The OA extract was diluted and filtered through a 0.22 μm PVDF syringe filter (Membrane Solutions, Texas, USA) before being injected into the UPLC–MS system. The spectrum obtained by direct infusion (both in ESI +Ve and –Ve mode) of OA extract is shown in Fig. 7. The major peaks in the –Ve mode were observed at m/z ratio of 97.26, 115.49, 570.61 and 572.56 while in the +Ve mode a peak at m/z ratio of 104.52 was evident. Identification of the compounds could be done with the aid of (m/z) ratio evaluation of the resulting data by searching against the spectral library.

Figure 7

UPLC–MS spectrum obtained by screening of ethanolic extract of Ochradenus arabicus in −Ve and +Ve ESI mode.
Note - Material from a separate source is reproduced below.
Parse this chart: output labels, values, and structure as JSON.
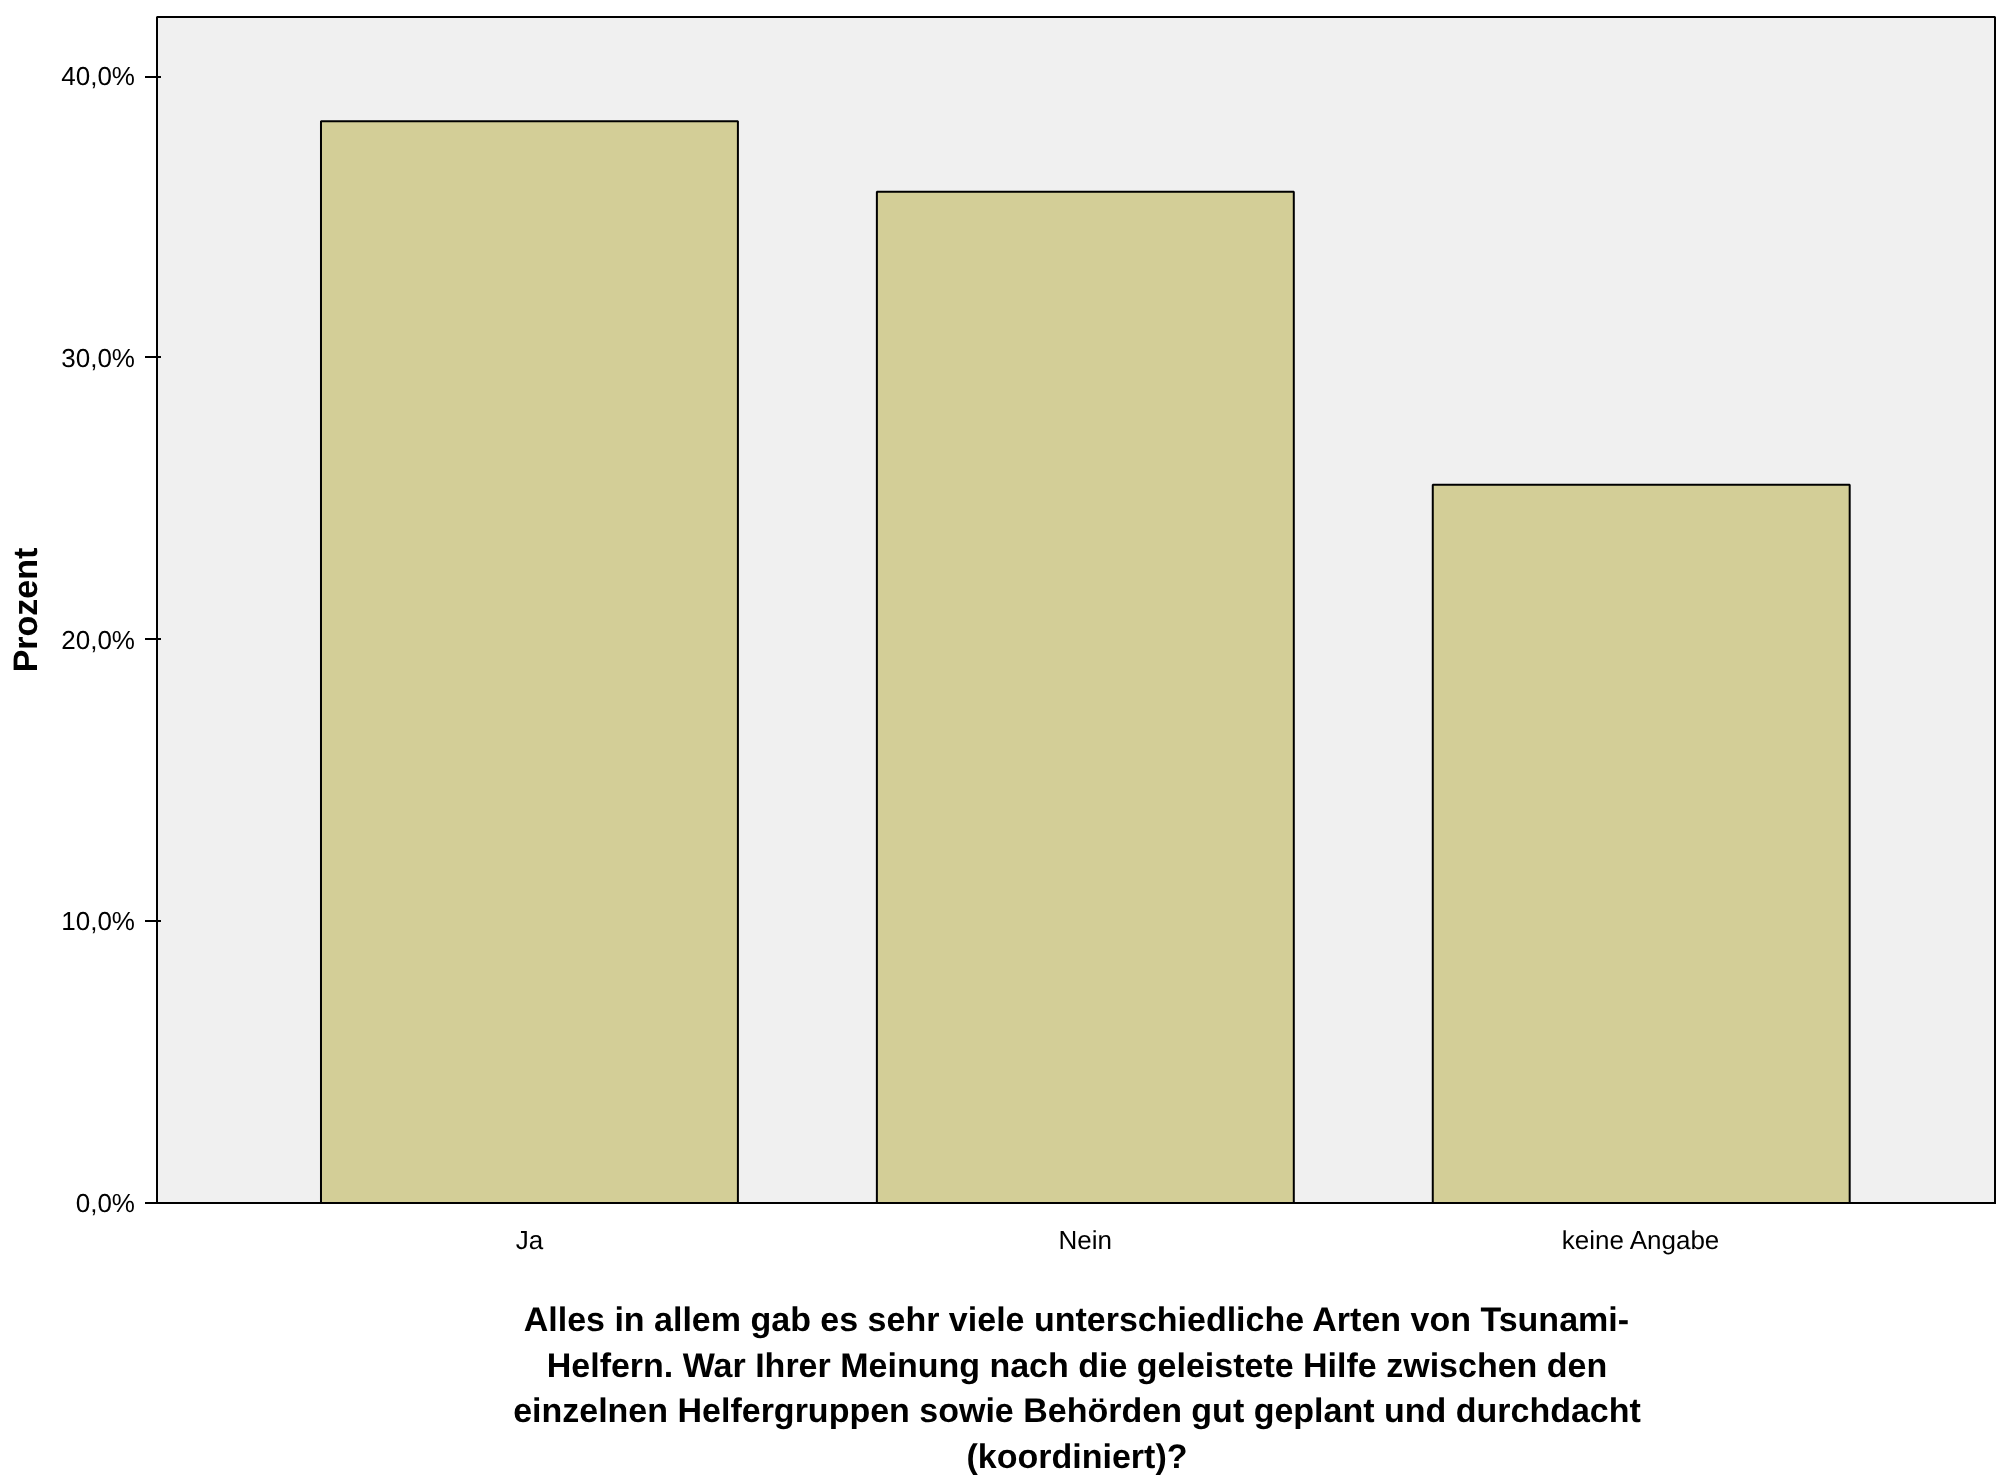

So far the identification of candidate having anticancer potential from the arid floristic biodiversity of the Arabian gulf region in general is concern; the exhaustive survey of literature reveals that there are such limited documentation (Amin and Mousa, 2007, Mothana et al., 2009), and wild plant of Saudi Arabia in particular have previously been poorly explored except some latest reports on some medicinal and wild plants (Almehdar et al., 2012, Elkady, 2013, Ali et al., 2014), and the perusal of literature also reveals that O. arabicus have not been previously included in any plant bioprospecting program for biological activity elsewhere. In Conclusion, for the first time we have shown that ethanolic extract of O. arabicus is moderately toxic to the MCF-7 cells and confirmed its antioxidant potential. However, further investigations on O. arabicus as a potential chemotherapeutic agent are needed.